The question is who is responsible for the situation? Teachers? Government? MLAs? Ministers? Or Aliens!? The question is should teachers have avoided creating this situation? Should they have devised a different strategy? Initially, I thought so. I thought teachers should have taken a road never taken before, like working on an extra day by coming to duties on Sunday, work for extra hours, stay in colleges for weeks, but I was confused and thought that different strategy too would have exposed students to a lesson which they should have “not” learnt. So better is to not be subjective and judgmental and leave it for readers to decide.

There are number of teachers who have been working, rather nourishing the higher education of the state not with their blood which is recoverable but with the most precious and valuable wealth – youth.. But they have been demonized by the people who are at the helm of affairs. Despite the fact that the college teachers represent the most qualified and competent lot, they have been victims of sheer discrimination and injustice. The exploitation and injustice perpetrated on them is not something new and fresh. College teachers have experienced it since decades.

Every move on the part of government and administration is calculated. There is great philosophy and sociology behind it. With every passing academic year new means and methods are devised to divide and defeat contractual college teachers working on academic arrangement basis in the colleges of the state. In 1980s and 90s the nomenclature of the job was different. Everyone working in colleges was working in the same capacity with the same designation. The only difference between regular and then contractual teachers was difference in their salaries. With the passage of time not only the margin of wages of regularized and contractual staff expanded but the nomenclature of the job also changed.

 The worst fall out was that contractual teachers started to experience new forms of discrimination and injustice - worse than slavery and untouchability. Their colleagues who are working on regular bases started to discriminate and demonize them. They avoid them, share separate staff and washrooms.


There is a saying in Kashmir, “Goov Maar tche boozaan saree; Dannd maar tshin boozaan kaheen” (The beating of a cow catches every eye while as torture of ox goes unnoticed).  The saying narrates the whole story and phenomenon of contractualism.

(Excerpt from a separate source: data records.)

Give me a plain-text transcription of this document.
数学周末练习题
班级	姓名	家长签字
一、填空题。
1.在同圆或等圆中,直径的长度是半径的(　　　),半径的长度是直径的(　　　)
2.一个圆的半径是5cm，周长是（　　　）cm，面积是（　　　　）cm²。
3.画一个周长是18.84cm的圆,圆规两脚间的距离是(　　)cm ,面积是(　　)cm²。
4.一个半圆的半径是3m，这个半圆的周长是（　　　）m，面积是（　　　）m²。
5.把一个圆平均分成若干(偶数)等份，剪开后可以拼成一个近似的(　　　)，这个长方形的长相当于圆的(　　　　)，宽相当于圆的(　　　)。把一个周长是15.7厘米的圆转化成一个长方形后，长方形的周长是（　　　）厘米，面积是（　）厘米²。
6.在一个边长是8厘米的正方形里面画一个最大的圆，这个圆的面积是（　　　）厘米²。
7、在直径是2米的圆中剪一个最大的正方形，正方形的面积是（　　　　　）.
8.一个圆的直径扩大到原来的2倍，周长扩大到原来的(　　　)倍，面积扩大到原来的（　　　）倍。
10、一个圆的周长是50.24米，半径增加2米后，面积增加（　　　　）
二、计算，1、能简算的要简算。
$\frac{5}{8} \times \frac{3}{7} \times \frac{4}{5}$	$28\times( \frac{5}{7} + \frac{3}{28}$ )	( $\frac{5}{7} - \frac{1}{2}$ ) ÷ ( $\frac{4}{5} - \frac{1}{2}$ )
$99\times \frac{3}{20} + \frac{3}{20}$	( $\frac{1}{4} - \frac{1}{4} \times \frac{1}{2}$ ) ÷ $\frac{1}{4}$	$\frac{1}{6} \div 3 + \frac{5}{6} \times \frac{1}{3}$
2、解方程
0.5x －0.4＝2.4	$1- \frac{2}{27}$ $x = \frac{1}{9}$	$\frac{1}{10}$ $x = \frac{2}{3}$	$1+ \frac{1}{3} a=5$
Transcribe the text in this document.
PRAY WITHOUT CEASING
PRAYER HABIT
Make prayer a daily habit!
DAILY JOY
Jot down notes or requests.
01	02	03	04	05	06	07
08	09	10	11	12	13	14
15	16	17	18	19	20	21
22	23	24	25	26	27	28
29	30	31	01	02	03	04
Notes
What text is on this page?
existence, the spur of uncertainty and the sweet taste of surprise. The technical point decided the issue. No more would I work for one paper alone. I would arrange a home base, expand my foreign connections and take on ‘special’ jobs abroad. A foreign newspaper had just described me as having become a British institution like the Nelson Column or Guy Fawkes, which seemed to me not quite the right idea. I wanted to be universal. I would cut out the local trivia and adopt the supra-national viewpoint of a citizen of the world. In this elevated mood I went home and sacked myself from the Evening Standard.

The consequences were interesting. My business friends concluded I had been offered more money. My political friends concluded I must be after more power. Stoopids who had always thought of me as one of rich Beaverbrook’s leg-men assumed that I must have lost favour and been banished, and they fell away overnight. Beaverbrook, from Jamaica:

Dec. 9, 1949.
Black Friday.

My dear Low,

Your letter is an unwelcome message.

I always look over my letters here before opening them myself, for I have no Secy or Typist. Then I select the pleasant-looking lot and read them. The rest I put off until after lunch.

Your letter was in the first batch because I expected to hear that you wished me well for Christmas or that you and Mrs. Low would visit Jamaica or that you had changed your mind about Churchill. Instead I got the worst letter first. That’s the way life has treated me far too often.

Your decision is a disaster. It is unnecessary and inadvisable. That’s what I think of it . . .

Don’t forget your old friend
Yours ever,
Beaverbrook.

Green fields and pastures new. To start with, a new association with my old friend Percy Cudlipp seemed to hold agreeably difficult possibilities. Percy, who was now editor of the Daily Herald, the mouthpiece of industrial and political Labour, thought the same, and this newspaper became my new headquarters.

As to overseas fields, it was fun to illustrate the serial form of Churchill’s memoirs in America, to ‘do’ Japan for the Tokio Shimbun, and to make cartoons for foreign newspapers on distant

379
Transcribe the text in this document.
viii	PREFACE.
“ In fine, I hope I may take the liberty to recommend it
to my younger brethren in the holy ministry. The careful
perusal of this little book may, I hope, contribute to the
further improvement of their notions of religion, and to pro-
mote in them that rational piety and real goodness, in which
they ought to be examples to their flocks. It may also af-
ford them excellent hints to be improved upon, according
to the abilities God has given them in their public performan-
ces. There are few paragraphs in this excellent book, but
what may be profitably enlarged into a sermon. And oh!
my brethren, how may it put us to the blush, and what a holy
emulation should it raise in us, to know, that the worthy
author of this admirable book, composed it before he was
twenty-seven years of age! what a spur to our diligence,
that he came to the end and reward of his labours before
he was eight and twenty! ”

Irrespective of gender, college teachers are Daands (oxen) who when taken to field by their masters for tilling land and return home; move with raised head and shoulders.


At the end I would like to quote radical lines of Carl Sagan, hope it will make some sense in the context:

‘One of the saddest lessons of history is this: if we’ve been bamboozled long enough, we tend to reject any evidence of the bamboozle. We’re no longer interested in finding out the truth. The bamboozle has captured us. It’s simply too painful to acknowledge, even to ourselves, that we’ve been taken. Once you give a charlatan power over you, you almost never get it back’.